Private Games (Private 3)
Page 7
Knight held his ribs, still struggling for air as the Rasta driver took off after the black cab, which was well ahead of them by now, turning hard west along Pont Street.
‘I catch her, mon!’ the driver promised. ‘Dat crazy one tried to kill you!’
Lancer was looking back and forth between the road ahead and Knight. ‘You sure you’re okay?’
‘Banged and bruised,’ Knight grunted. ‘And she wasn’t trying to run me down, Mike. She was trying to run you down.’
The driver power-drifted into Pont Street, heading west. The black cab was closer now, its brake lights flashing red before it lurched in a hard right turn into Sloane Street.
The Rasta mashed the accelerator hard. They reached the intersection with Sloane Street so fast that Knight felt sure they’d actually catch up with the woman who’d just tried to kill him.
But then two more black cabs flashed past them, both heading north on Sloane Street, and the Rasta was forced to slam on his brakes and wrench the wheel so as not to hit them. Their cab went into a screeching skid and almost hit another car: a Metropolitan Police vehicle.
Its siren went on. So did its flashing lights.
‘No!’ Lancer yelled.
‘Every time, mon!’ the driver shouted in equal frustration as he slowed his vehicle to a stop.
Knight nodded, dazed and angry, staring through the windscreen as the taxi that had almost killed him melted into the traffic heading towards Hyde Park.
Chapter 8
BRIGHTLY FLETCHED ARROWS whizzed and cut through the hot mid-morning air.

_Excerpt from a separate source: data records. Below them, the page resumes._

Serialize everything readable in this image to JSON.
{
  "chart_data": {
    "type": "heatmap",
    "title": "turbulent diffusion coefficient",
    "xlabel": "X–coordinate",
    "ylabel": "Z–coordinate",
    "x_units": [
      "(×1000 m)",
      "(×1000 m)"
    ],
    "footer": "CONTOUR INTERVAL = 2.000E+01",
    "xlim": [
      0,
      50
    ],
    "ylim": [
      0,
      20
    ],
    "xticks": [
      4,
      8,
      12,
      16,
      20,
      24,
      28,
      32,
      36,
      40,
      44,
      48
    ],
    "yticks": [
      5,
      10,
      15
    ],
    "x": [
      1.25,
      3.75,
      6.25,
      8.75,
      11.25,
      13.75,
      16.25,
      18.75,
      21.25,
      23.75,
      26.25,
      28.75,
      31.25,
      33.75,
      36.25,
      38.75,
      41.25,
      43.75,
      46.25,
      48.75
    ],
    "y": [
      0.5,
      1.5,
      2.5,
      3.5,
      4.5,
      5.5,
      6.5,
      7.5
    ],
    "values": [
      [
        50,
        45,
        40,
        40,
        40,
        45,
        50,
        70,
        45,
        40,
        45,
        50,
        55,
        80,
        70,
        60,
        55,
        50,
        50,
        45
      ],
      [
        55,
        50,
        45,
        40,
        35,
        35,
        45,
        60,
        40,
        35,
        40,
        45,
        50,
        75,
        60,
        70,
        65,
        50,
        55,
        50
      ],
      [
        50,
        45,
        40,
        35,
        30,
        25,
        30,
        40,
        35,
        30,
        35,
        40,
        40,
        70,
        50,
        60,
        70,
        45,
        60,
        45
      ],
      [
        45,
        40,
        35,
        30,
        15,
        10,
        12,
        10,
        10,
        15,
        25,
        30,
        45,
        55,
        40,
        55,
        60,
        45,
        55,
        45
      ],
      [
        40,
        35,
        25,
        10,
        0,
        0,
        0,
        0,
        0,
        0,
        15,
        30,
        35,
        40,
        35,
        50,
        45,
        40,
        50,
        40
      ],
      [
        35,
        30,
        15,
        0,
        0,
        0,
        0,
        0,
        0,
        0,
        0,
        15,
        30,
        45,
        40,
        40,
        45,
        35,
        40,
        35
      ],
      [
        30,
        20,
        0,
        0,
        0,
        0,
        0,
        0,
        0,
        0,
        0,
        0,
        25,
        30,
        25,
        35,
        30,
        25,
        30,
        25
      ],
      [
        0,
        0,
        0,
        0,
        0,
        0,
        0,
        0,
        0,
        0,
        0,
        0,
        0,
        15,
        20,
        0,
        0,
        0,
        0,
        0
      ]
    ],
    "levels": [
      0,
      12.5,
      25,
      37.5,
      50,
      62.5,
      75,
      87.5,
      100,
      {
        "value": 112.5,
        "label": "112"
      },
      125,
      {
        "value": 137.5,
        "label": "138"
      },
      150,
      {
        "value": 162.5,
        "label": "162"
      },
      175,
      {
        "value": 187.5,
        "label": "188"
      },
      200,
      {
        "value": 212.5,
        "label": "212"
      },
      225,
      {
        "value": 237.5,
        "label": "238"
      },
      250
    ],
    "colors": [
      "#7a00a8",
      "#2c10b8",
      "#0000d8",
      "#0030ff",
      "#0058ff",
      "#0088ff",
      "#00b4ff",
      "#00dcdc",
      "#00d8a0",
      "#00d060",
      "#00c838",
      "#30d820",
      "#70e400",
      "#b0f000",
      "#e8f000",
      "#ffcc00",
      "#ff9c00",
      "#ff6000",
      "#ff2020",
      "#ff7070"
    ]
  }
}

They struck in and around yellow bullseyes painted on large red and blue targets set up in a long line that stretched across the lime-green pitch at Lord’s Cricket Ground near Regent’s Park in central London.

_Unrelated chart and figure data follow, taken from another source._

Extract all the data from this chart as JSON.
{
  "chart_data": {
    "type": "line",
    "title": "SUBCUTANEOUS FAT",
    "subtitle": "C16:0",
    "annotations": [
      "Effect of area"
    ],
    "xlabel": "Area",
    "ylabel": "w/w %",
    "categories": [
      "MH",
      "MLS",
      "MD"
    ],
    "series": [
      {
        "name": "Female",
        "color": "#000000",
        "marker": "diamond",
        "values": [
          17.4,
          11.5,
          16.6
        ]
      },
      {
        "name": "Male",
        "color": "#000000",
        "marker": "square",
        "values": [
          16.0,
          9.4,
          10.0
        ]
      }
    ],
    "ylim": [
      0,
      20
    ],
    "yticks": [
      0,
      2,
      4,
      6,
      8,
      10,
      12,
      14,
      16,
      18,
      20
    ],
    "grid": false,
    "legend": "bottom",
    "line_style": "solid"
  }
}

Archers from six or seven countries were completing their final appointed practice rounds. Archery would be one of the first sports to be decided after the 2012 London Olympic Games opened, with competition scheduled to start mid-morning on Saturday, two days hence, with the medal ceremony to be held that very afternoon.
Which was why Karen Pope was up in the stands, watching through binoculars, boredom slackening her face.

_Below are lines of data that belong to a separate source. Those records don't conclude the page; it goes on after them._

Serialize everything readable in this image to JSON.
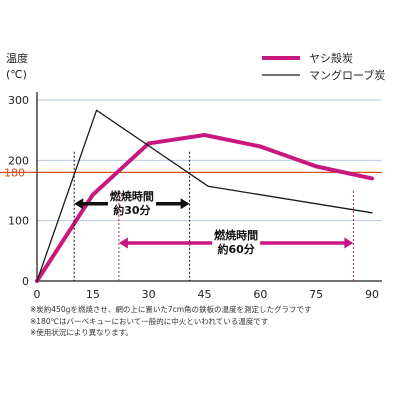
{
  "chart_data": {
    "type": "line",
    "ylabel_line1": "温度",
    "ylabel_line2": "(℃)",
    "xlim": [
      0,
      90
    ],
    "ylim": [
      0,
      300
    ],
    "x_ticks": [
      "0",
      "15",
      "30",
      "45",
      "60",
      "75",
      "90"
    ],
    "x_tick_values": [
      0,
      15,
      30,
      45,
      60,
      75,
      90
    ],
    "y_ticks": [
      "0",
      "100",
      "200",
      "300"
    ],
    "y_tick_values": [
      0,
      100,
      200,
      300
    ],
    "grid": "horizontal",
    "legend_position": "top-right",
    "reference_line": {
      "value": 180,
      "label": "180",
      "color": "#d4531c"
    },
    "series": [
      {
        "name": "ヤシ殻炭",
        "color": "#c8177f",
        "x": [
          0,
          15,
          30,
          45,
          60,
          75,
          90
        ],
        "y": [
          0,
          143,
          228,
          242,
          223,
          190,
          170
        ]
      },
      {
        "name": "マングローブ炭",
        "color": "#1a1a1a",
        "x": [
          0,
          16,
          46,
          90
        ],
        "y": [
          0,
          283,
          157,
          113
        ]
      }
    ],
    "annotations": [
      {
        "label_line1": "燃焼時間",
        "label_line2": "約30分",
        "from": 10,
        "to": 41,
        "y": 128,
        "color": "#111111"
      },
      {
        "label_line1": "燃焼時間",
        "label_line2": "約60分",
        "from": 22,
        "to": 85,
        "y": 63,
        "color": "#c8177f"
      }
    ]
  },
  "notes": [
    "※炭約450gを燃焼させ、網の上に置いた7cm角の鉄板の温度を測定したグラフです",
    "※180℃はバーベキューにおいて一般的に中火といわれている温度です",
    "※使用状況により異なります。"
  ]
}
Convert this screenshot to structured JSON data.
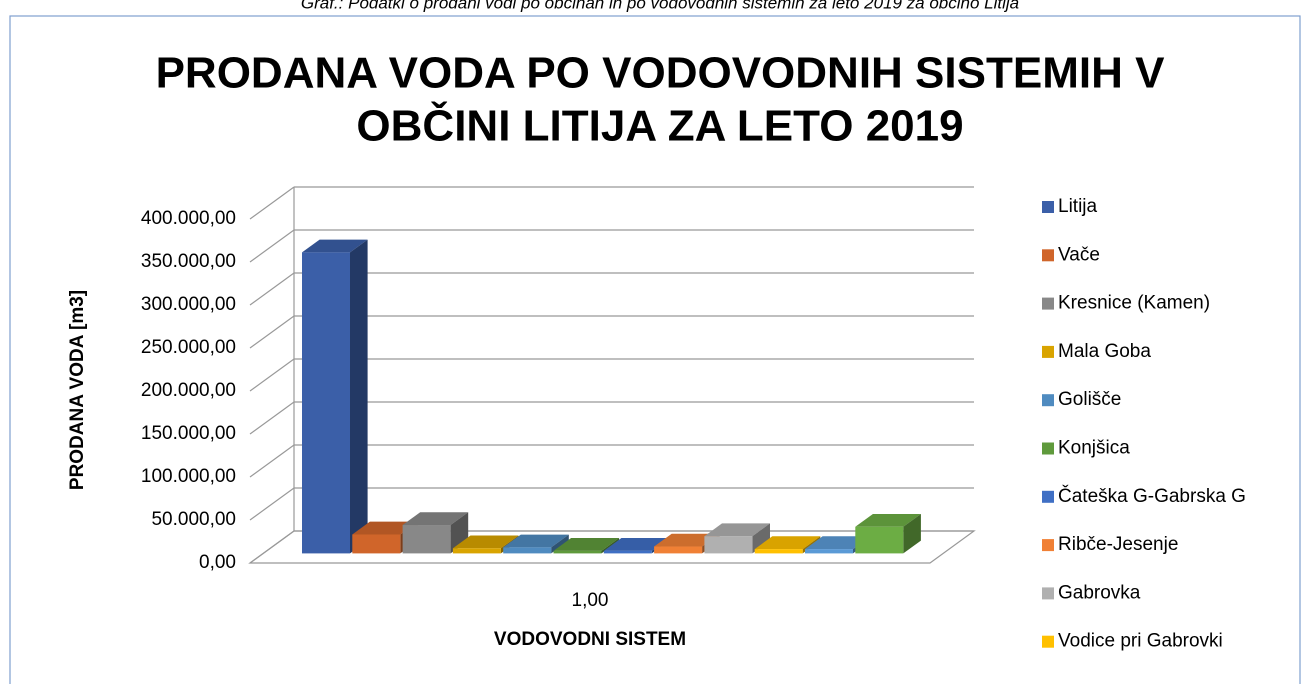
{
  "caption": "Graf.: Podatki o prodani vodi po občinah in po vodovodnih sistemih za leto 2019 za občino Litija",
  "chart_data": {
    "type": "bar3d",
    "title": [
      "PRODANA VODA PO VODOVODNIH SISTEMIH V",
      "OBČINI LITIJA ZA LETO 2019"
    ],
    "x_label": "VODOVODNI SISTEM",
    "y_label": "PRODANA VODA [m3]",
    "categories": [
      "1,00"
    ],
    "ylim": [
      0,
      400000
    ],
    "yticks": [
      {
        "value": 0,
        "label": "0,00"
      },
      {
        "value": 50000,
        "label": "50.000,00"
      },
      {
        "value": 100000,
        "label": "100.000,00"
      },
      {
        "value": 150000,
        "label": "150.000,00"
      },
      {
        "value": 200000,
        "label": "200.000,00"
      },
      {
        "value": 250000,
        "label": "250.000,00"
      },
      {
        "value": 300000,
        "label": "300.000,00"
      },
      {
        "value": 350000,
        "label": "350.000,00"
      },
      {
        "value": 400000,
        "label": "400.000,00"
      }
    ],
    "grid": true,
    "legend": "right",
    "series": [
      {
        "name": "Litija",
        "color": "#3b5fa8",
        "values": [
          350000
        ]
      },
      {
        "name": "Vače",
        "color": "#d0652a",
        "values": [
          22000
        ]
      },
      {
        "name": "Kresnice (Kamen)",
        "color": "#888888",
        "values": [
          33000
        ]
      },
      {
        "name": "Mala Goba",
        "color": "#d9a400",
        "values": [
          6000
        ]
      },
      {
        "name": "Golišče",
        "color": "#4f8bc0",
        "values": [
          7000
        ]
      },
      {
        "name": "Konjšica",
        "color": "#5f9a3c",
        "values": [
          3000
        ]
      },
      {
        "name": "Čateška G-Gabrska G",
        "color": "#3f6fc4",
        "values": [
          3000
        ]
      },
      {
        "name": "Ribče-Jesenje",
        "color": "#f08035",
        "values": [
          8000
        ]
      },
      {
        "name": "Gabrovka",
        "color": "#b0b0b0",
        "values": [
          20000
        ]
      },
      {
        "name": "Vodice pri Gabrovki",
        "color": "#ffc000",
        "values": [
          5000
        ]
      },
      {
        "name": null,
        "color": "#5a9ad6",
        "values": [
          5000
        ]
      },
      {
        "name": null,
        "color": "#6cad44",
        "values": [
          31000
        ]
      }
    ]
  }
}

Pope was a sports reporter for the Sun, a London tabloid newspaper with six million readers thanks to a tradition of aggressive bare-knuckle journalism and publishing photographs of young bare-breasted women on page three.
Pope was in her early thirties, attractive in the way that Renée Zellweger was in the film Bridget Jones’s Diary but too flat-chested ever to be considered for the Sun’s page three. Pope was also a dogged reporter, and ambitious in the extreme.
Around her neck that morning hung one of only fourteen full-access media passes granted to the Sun for the Olympics. Such passes had been severely limited for the British press because more than twenty thousand members of the global media would also be in London to cover the sixteen-day mega-event. The full-access passes had become almost as valuable as Olympic medals, at least to British journalists.
Pope kept thinking that she should be happy to have the pass and to be here covering the Games at all, but her efforts this morning had so far failed to yield anything truly newsworthy about archery.
She’d been looking for the South Koreans, the gold-medal favourites, but had learned that they had already finished their practice session before she arrived.
‘Bloody hell,’ she said in disgust. ‘Finch is going to kill me.’
Pope decided her best hope was to research a feature that with lively writing might somehow make the paper. But what sort? What was the angle?
Archery: Darts for the Posh?
No – there was absolutely nothing posh about archery.
Indeed, what in God’s name did she know about archery? She’d grown up in a football family. Earlier that very morning Pope had tried to explain to Finch that she’d be better off assigned to athletics or gymnastics. But her editor had reminded her in no uncertain terms that she’d only joined the paper from Manchester six weeks before and was therefore low-person on the sports desk.
‘Get me a big story and you’ll get better assignments,’ Finch had said.
Pope prodded her attention back to the archers. It struck her that they seemed so calm. It was almost as though they were in a trance over there. Not like a cricket batsman or a tennis player at all. Should she write about that? Find out how the bowmen got themselves into that state?
C’mon, she thought in annoyance, who wants to read about Zen in sports when you can look at bare boobs on page three?
Pope sighed, set down her binoculars, and shifted her position in one of the blue grandstand seats. She noticed, stuffed down into her handbag, a bundle of mail that she’d grabbed leaving the office and started going through the stack, finding various press releases and other items of zero interest.
Then she came to a thick Manila envelope with her name and title printed oddly in black and blue block letters on the front.